At the time of diagnosis, no more than 15-20% of patients have disease that is limited enough to be considered for surgical removal. The procedure most commonly performed to manage pancreatic cancer is the Whipple procedure. This is a complicated operation that has significant associated morbidity and mortality ranging between 1-3%. Even with a 'successful' operation, median survival in experienced centers is still only about 15 months and five-year survival only 20%.
As is the case in most instances of pancreatic cancer, my brother-in-law was only a candidate for chemotherapy and radiation therapy when his disease was diagnosed. After Darrek searched the internet, he was quite aware of his poor prognosis and like so many of these patients was willing to try anything that might improve his prospects for survival. He was enrolled in a clinical trial here in Greenville, South Carolina at our Cancer Treatment Center that involved direct injection of his pancreas with viral vectors carrying, I believe, tumor necrosis factor-alpha (TNF-alpha). He lived with us during the better part of 8 months while he underwent the experimental treatment and follow-up and was later begun on 'conventional' therapy.

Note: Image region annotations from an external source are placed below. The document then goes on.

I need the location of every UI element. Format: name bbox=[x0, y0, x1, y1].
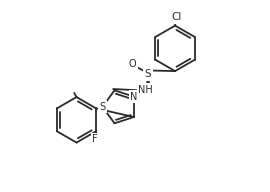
Text: N: N bbox=[130, 92, 137, 102]
Text: O: O bbox=[129, 59, 136, 69]
Text: S: S bbox=[145, 69, 151, 79]
Text: O: O bbox=[146, 85, 154, 95]
Text: NH: NH bbox=[139, 84, 153, 94]
Text: Cl: Cl bbox=[171, 12, 181, 22]
Text: F: F bbox=[92, 134, 98, 144]
Text: S: S bbox=[99, 102, 106, 112]
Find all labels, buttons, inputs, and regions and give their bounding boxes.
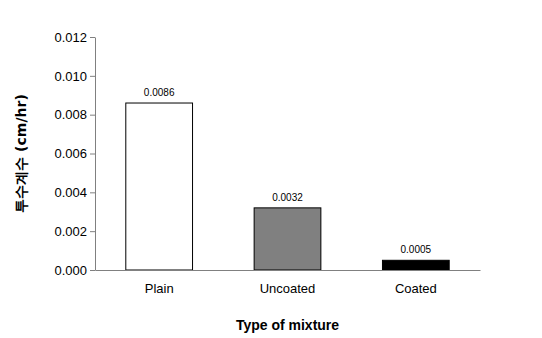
tick-label: 0.004: [54, 185, 87, 200]
tick: 0.008: [54, 107, 95, 122]
tick: 0.006: [54, 146, 95, 161]
tick-label: 0.008: [54, 107, 87, 122]
y-axis-title: 투수계수 (cm/hr): [13, 94, 29, 213]
data-label: 0.0005: [401, 244, 432, 255]
axis-line: [95, 38, 96, 271]
tick: 0.012: [54, 30, 95, 45]
tick-label: 0.002: [54, 224, 87, 239]
chart: 0.000 0.002 0.004 0.006 0.008 0.010 0.012 Plain…: [0, 0, 542, 338]
tick-mark: [90, 76, 95, 77]
tick: Coated: [395, 270, 437, 296]
tick-mark: [90, 37, 95, 38]
tick: Plain: [145, 270, 174, 296]
tick-mark: [90, 270, 95, 271]
axis-line: [96, 270, 481, 271]
data-labels: 0.0086 0.0032 0.0005: [144, 87, 432, 255]
bar: [254, 208, 321, 270]
data-label: 0.0032: [272, 192, 303, 203]
tick-mark: [90, 115, 95, 116]
x-axis-title: Type of mixture: [236, 317, 339, 333]
tick-label: 0.010: [54, 68, 87, 83]
tick-mark: [90, 192, 95, 193]
bar: [126, 103, 193, 270]
tick-label: Coated: [395, 281, 437, 296]
tick: 0.002: [54, 224, 95, 239]
tick-mark: [90, 231, 95, 232]
bars: [126, 103, 449, 270]
bar: [382, 260, 449, 270]
data-label: 0.0086: [144, 87, 175, 98]
tick-label: Uncoated: [260, 281, 316, 296]
tick-label: 0.000: [54, 263, 87, 278]
tick-label: 0.012: [54, 30, 87, 45]
tick-mark: [90, 154, 95, 155]
tick: 0.000: [54, 263, 95, 278]
tick: 0.010: [54, 68, 95, 83]
plot: 0.000 0.002 0.004 0.006 0.008 0.010 0.012 Plain…: [54, 30, 480, 297]
tick: Uncoated: [260, 270, 316, 296]
tick-label: Plain: [145, 281, 174, 296]
x-axis: Plain Uncoated Coated: [96, 270, 481, 296]
tick-label: 0.006: [54, 146, 87, 161]
tick: 0.004: [54, 185, 95, 200]
y-axis: 0.000 0.002 0.004 0.006 0.008 0.010 0.012: [54, 30, 95, 278]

The treatment arrested the growth of his tumor and his condition remained quite stable for almost a year. When the cancer started to regroup, he was subject to its relentless course despite the best efforts of conventional therapy to control the disease. At the time of his death, he had been on dialysis for almost nine months, had not eaten anything by mouth in two months, developed the persistent pain that accompanies this disease and is poorly responsive to narcotics, and finally a high fever that signalled deliverance from his ordeal. At his funeral, it was commented upon by his father that he never once complained or failed to say "please" when he needed help. He remained quite lucid until right before his death - fully aware of his family who watched over him and cared for him until the end.